Summary: The Presonus Audiobox 1818VSL is still quite a good interface if you can find the right asking price and its associated software, Presonus Live. Overall, this interface is an excellent choice for those looking to record bands or live drums if you can get your hands on one.
Cost: ~$190 used
I/Os: Supplies two inputs with the option of XLR or ¼” line, and a ¼” DI. Sports a stereo ¼” output, optical input, a headphone output, and USB connectivity.
Metering: This interface contains full coloured metering for the stereo output.
+48V Phantom Power: Yes
Portability: Being quite small, and of a full metal construction, this interface is quite durable and great for portability.
Good For: The Audient is a good choice for small home music creators, as it provides two audio inputs as well as a direct injection.
Not Good For: Not ideal for any electronic music creation due to the lack of MIDI connectivity.
Points to Note: The Audient provides an optical input, supporting both ADAT and S/PDIF, enabling the expansion of up to 10 inputs. Also, the single headphone output can be limiting in certain studio circumstances which is worth keeping in mind.
Summary: The Audient iD14 provides an improved experience compared to that of the M-Audio M Track 2×2 as it comes with an optical connection. Generally speaking, the Audient is a great first-option audio interface for any starting acoustic music creator.
Cost: ~$200 used
I/Os: The Mbox Pro contains several I/O options including four selectable mic or line inputs, two RCA auxiliary inputs, four ¼” inserts for the first four inputs, six ¼” outputs, two headphone outputs, a footswitch, word clock either MIDI or S/PDIF, and two FireWire connections.
Metering: Individual full coloured metering is provided for the first four inputs.
+48V Phantom Power: Yes
Portability: The Mbox Pro is the heaviest interface on this list weighing in at 2.8 kg and is quite large, making it the least portable option.
Good For: This interface is excellent for duet or small group recordings as well as solo artists and music creators provided they do not require a MIDI connection.
Not Good For: Avoid using the Avid Mbox for MIDI tracking or live drum tracking as it does not contain the necessary inputs. If you need to be able to travel with your interface, this probably isn’t the best choice for you as it is quite heavy.
Points to Note: The Mbox Pro allows for hardware inserts to be used on each individual track, a feature not often found in beginner-level interfaces. In addition, the Mbox Pro offers a Dim/Mute and Mono switch for the headphone and line outputs, allowing for better control and versatility. Another point of note is the Multi button, which is an assignable macro button allowing for the instantaneous execution of multiple functions within Pro Tools.

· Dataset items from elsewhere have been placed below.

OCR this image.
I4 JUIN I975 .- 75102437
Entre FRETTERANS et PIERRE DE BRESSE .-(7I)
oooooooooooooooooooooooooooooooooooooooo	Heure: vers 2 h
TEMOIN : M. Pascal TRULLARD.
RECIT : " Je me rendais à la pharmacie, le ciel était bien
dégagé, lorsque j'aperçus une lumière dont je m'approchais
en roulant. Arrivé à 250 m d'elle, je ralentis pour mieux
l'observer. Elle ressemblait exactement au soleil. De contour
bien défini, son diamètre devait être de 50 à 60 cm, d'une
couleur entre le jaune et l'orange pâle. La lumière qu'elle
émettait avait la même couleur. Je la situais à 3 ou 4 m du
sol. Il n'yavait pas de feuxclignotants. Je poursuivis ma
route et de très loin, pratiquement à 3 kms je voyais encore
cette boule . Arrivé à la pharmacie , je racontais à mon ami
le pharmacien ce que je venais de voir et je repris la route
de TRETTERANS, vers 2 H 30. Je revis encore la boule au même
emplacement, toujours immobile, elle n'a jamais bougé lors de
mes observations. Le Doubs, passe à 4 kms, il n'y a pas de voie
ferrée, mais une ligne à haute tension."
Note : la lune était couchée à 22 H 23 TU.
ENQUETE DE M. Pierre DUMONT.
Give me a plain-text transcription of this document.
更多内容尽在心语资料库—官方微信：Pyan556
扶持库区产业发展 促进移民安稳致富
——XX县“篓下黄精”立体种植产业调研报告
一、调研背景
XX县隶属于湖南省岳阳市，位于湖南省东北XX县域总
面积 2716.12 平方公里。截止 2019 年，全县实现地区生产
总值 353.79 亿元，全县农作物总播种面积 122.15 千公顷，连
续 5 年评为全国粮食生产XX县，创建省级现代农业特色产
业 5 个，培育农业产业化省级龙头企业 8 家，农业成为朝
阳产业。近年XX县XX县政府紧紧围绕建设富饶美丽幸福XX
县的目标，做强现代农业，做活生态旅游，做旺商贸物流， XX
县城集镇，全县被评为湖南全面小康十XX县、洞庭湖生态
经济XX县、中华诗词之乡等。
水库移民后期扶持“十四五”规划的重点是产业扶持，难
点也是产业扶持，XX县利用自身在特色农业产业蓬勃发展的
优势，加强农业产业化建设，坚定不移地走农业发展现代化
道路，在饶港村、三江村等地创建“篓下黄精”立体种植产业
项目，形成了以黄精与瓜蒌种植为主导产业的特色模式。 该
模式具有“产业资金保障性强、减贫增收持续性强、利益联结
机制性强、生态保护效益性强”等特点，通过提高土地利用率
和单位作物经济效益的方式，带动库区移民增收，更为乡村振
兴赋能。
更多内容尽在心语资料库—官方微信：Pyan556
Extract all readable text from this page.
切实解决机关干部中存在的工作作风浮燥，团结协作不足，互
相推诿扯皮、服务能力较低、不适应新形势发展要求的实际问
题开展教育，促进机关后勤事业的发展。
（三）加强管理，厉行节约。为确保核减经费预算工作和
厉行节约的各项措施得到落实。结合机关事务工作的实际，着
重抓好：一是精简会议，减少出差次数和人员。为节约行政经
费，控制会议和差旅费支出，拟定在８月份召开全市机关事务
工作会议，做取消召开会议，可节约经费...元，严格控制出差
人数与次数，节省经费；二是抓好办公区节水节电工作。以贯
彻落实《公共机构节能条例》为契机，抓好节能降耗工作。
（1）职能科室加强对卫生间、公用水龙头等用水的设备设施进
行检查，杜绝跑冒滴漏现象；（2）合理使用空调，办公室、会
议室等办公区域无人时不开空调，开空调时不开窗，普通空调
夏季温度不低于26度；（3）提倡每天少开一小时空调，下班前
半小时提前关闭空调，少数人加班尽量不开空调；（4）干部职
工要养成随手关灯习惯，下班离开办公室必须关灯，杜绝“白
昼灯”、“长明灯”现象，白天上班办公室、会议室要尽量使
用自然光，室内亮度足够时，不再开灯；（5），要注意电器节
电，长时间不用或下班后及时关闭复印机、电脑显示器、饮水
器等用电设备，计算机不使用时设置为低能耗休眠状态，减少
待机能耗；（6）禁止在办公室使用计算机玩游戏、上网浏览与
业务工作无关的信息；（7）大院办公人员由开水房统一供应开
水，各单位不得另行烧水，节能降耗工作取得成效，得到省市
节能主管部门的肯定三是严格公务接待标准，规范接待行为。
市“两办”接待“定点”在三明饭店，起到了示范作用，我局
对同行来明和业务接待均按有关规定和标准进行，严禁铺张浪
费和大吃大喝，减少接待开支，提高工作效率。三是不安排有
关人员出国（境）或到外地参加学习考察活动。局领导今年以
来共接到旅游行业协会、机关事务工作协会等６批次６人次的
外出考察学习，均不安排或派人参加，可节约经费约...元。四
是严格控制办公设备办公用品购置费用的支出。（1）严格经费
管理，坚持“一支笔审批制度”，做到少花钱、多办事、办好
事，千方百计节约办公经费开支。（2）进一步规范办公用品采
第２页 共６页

Summary: Avid’s Mbox Pro provides a diverse range of functions and uses, and is ideal for music creators and engineers starting out. If you can get your hands on the Mbox Pro, which can be tricky as it is discontinued, it is well worth the little extra cost.
What’s Right for You?
Despite being the heaviest and one of the most expensive, the Mbox Pro stands out as one of the most versatile and durable entry-level audio interfaces. That being said, the Presonus 1818VSL may prove to be more suitable for electronic music creators, while the Audient iD14 may provide a better experience for a drummer. A Focusrite Scarlett 2i2 might be an excellent choice for a mobile audio engineer and a M-Audio M-Track 2×2 may be the best choice for a solo vocalist on a budget.
The sheer amount of usage that an audio interface endures is reason enough to carefully consider your options when purchasing one. Sites like reverb.com or Kijiji are great places to find the right price for the interface that you want.